We recommend dedicated software development as a collaboration model for most projects. It allows you to get a team tailored to your business needs and tech requirements. You can fully outsource the development process or delegate a part of tasks. Dedicated engineering also saves you money – the reason for 70% companies to outsource, followed by flexibility (40%) and time to market (20%).
Yet, sometimes, time-and-material or fixed-price models may be more suitable. Alternatively, you may choose to complete the project using in-house resources by hiring engineers directly.
This article clarifies what is a dedicated development team model, when you need it, and other critical aspects like hourly rates.
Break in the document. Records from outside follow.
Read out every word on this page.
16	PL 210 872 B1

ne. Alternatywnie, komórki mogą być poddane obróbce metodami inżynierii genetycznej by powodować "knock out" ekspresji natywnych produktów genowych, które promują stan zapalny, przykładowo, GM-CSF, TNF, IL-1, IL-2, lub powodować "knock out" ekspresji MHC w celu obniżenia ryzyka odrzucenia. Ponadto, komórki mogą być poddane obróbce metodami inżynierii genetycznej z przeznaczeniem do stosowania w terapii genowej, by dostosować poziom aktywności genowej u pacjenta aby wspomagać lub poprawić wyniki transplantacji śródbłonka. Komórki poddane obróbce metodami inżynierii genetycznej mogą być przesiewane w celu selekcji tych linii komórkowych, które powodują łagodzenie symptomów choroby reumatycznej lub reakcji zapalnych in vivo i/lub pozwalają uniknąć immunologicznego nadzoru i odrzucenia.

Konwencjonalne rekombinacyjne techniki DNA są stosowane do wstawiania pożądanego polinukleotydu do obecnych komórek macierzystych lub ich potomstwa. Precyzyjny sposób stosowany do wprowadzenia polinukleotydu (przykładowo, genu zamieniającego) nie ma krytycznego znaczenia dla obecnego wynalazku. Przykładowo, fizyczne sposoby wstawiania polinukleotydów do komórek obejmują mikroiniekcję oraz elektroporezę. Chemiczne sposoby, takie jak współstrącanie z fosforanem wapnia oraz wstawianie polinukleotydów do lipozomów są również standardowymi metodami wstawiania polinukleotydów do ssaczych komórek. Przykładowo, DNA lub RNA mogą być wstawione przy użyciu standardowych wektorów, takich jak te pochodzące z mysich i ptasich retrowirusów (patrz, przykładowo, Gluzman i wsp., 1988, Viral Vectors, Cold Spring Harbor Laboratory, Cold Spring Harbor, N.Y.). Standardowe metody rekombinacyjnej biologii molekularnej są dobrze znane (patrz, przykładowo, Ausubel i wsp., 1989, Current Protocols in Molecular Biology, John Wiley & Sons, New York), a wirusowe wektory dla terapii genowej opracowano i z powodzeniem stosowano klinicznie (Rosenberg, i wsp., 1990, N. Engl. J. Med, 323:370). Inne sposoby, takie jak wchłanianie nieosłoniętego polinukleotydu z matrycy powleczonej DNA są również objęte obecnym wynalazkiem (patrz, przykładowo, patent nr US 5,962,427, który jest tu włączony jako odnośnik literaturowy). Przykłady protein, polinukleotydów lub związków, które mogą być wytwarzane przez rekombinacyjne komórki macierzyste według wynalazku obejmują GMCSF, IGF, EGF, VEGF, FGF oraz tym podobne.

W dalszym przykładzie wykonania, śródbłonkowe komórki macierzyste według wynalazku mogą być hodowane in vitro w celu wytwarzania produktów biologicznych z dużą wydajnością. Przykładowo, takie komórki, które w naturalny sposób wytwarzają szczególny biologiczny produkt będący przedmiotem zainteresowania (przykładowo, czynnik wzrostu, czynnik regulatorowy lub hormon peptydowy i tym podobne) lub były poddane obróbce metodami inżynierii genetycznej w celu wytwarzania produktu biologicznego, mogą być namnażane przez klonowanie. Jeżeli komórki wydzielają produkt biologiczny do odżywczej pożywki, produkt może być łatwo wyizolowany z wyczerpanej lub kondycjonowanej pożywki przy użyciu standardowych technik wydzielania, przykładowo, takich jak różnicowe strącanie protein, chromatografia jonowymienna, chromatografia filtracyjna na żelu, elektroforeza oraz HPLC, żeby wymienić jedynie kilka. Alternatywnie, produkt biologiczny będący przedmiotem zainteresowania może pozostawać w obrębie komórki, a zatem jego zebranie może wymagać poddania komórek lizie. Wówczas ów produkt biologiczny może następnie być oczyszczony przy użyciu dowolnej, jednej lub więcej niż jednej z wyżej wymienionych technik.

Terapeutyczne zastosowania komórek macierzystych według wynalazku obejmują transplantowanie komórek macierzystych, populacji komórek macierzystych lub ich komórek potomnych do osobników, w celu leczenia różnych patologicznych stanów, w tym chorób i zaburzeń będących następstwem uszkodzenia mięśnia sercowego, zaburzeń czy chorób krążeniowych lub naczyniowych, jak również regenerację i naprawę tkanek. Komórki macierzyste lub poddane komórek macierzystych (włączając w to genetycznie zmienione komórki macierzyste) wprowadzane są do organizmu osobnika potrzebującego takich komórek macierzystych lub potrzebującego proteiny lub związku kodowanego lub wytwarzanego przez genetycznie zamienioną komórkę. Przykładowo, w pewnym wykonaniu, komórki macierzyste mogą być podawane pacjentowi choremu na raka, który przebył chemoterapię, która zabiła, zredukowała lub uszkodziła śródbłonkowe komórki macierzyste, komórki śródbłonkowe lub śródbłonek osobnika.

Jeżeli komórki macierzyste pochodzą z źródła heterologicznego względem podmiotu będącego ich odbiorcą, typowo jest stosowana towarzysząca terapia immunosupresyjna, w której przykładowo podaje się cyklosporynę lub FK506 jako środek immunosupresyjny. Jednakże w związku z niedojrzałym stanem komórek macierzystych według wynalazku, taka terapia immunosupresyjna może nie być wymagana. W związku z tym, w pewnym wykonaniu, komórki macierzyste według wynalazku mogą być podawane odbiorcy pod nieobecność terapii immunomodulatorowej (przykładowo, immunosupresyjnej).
What is a Dedicated Development Team?
A dedicated team is a core collaboration model for custom software development. The main idea is that the provider’s software engineers are fully dedicated to the customer’s project. As a customer, you get a remote development team that performs all the functions an in-house team would perform. You have daily meetings, reports, and continuous communication. At the same time, you don’t need to rent an office, maintain hardware, manage payroll, and other administrative processes.
Dedicated team composition
The actual team composition depends on the project size and tech specialists you need. It may also change as software development progresses from one stage to another. Still, a standard dedicated team includes the following roles:
- Front-end software engineers
- Backend software engineers
- UX/UI designers
- DevOps engineers
- QA specialists
- Business analysts
- Project managers
- Product managers
You should also consider involving marketers and sales representatives to promote your newly designed product to the target audience. It will help you get off on the right foot and achieve market success.
Key benefits of the dedicated team model
Unlike project-based outsourcing models, the dedicated team approach means working with specialists who integrate directly into your processes, culture, and workflows. The main advantages include:
- Access to diverse expertise – Teams typically cover a wide range of skills, including backend, frontend, DevOps, QA, and UI/UX.
- Full focus on your project – The team is fully dedicated, ensuring higher commitment and alignment with your goals.
- Seamless scalability – Quickly expand or reduce team size depending on project stage.
- Long-term collaboration – Lower turnover compared to freelancers.
- Cost efficiency – Transparent pricing structures make budgeting more predictable.
In today’s remote-first culture, dedicated teams are even more effective thanks to mature collaboration tools and well-established hybrid work practices.